Ein paar Augenblicke später hob Shirley den Kopf und sah ihn mit ihren bezaubernden Augen an, die faszinierend wirkten.
„Ich bin wirklich glücklich, dass du mich so sehr magst …“
„War es nicht offensichtlich, dass ich dich so sehr liebe, dass ich dich beschützen würde?“
Shirley biss sich auf die Lippen, lächelte und wischte sich die Tränen weg. „Du verstehst meine Sorgen nicht. Was bin ich für dich? Deine vierte Frau? Deine fünfte? Ich habe noch nicht einmal richtig mit dir geschlafen. Würde sich ein Mann überhaupt darum kümmern, eine seiner Frauen zu verlieren, um seine Schätze zu beschützen? Aber das ist jetzt egal, nachdem ich gesehen habe, wie du für mich gekämpft und mich verteidigt hast.“
„Dummes Mädchen …“, Davis musste lächeln. „Ich bin ein Mann, der die gleiche Leidenschaft und Liebe erwidert, die du und meine Frauen mir geben. Das solltest du doch mittlerweile verstanden haben, oder?“
Shirleys Gesicht wurde ein bisschen rot, als sie den Kopf senkte. „Die gleiche Leidenschaft? Ich finde, du hast etwas viel Größeres für mich getan, als ich jemals für dich getan habe …“
Trotzdem hob sie den Kopf und sah entschlossen aus.
„Allerdings hat mir dieses Ereignis einmal mehr meine Schwäche vor Augen geführt. Ich habe mich damit zufrieden gegeben, dich plötzlich gewonnen zu haben, und habe mich nicht mehr so ernsthaft weiterentwickelt wie zuvor. Aber jetzt werde ich mich wieder mehr anstrengen und nicht mehr nachlassen, nicht weil ich stärker werden will, um dir ebenbürtig zu sein, sondern weil ich dir in Zeiten wie diesen helfen will. Du wirst mich doch helfen lassen, wenn ich stark genug bin, oder?“
„Ich werde dich nicht hierbleiben lassen, um dich wieder sterben zu sehen, auch wenn du nur eine Seelenhülle bist! Ich will immer noch einige der Reins dafür töten!“
„…“
Davis spürte die feurige Intensität ihrer Stimme und sah ihre Augen, die so gekränkt aussahen, als würde sie gleich wieder weinen, und presste die Lippen zusammen, bevor er nickte.

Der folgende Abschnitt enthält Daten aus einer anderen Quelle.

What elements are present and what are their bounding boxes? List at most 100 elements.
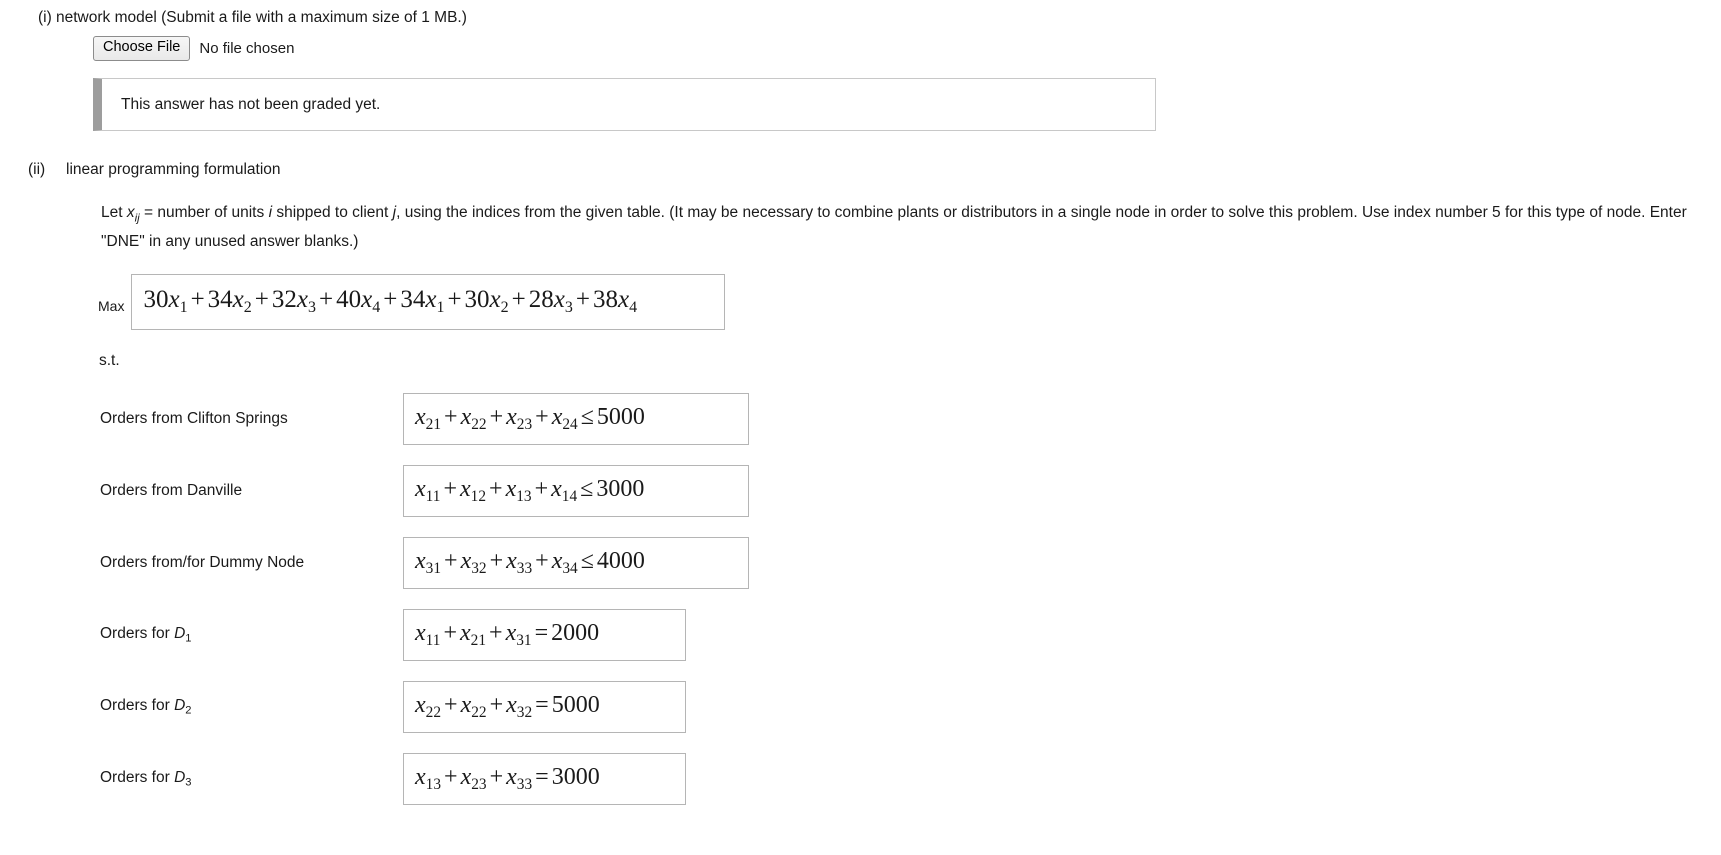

„Na gut, solange du so stark bist wie ich …“
„Was praktisch unmöglich ist …“
Davis spottete innerlich, während er lächelte. Aber als er sah, wie Shirleys Gesicht sich zu einem Lächeln aufhellte, als sie ihm ihre Erlaubnis gab, konnte er nicht anders, als den Kopf zu schütteln.
„Denk daran, nur wenn du wirklich stark bist …“ Er vergaß nicht, noch einmal hinzuzufügen.
„Ich werde viel stärker sein, wenn ich das vollständige Erbe erhalten habe …“ Shirley lächelte und sah albern aus.
„In Ordnung, Prinzessin Shirley.“ Davis faltete die Hände und sah sie respektvoll an. „Dann liegt mein Leben in deinen sicheren Händen.“
Shirley errötete augenblicklich und erwiderte.
Davis kicherte und genoss es, ihre verlegene Reaktion zu beobachten, die für ihn einfach zu charmant war, sodass er am liebsten in ihre Süße hineingebissen hätte!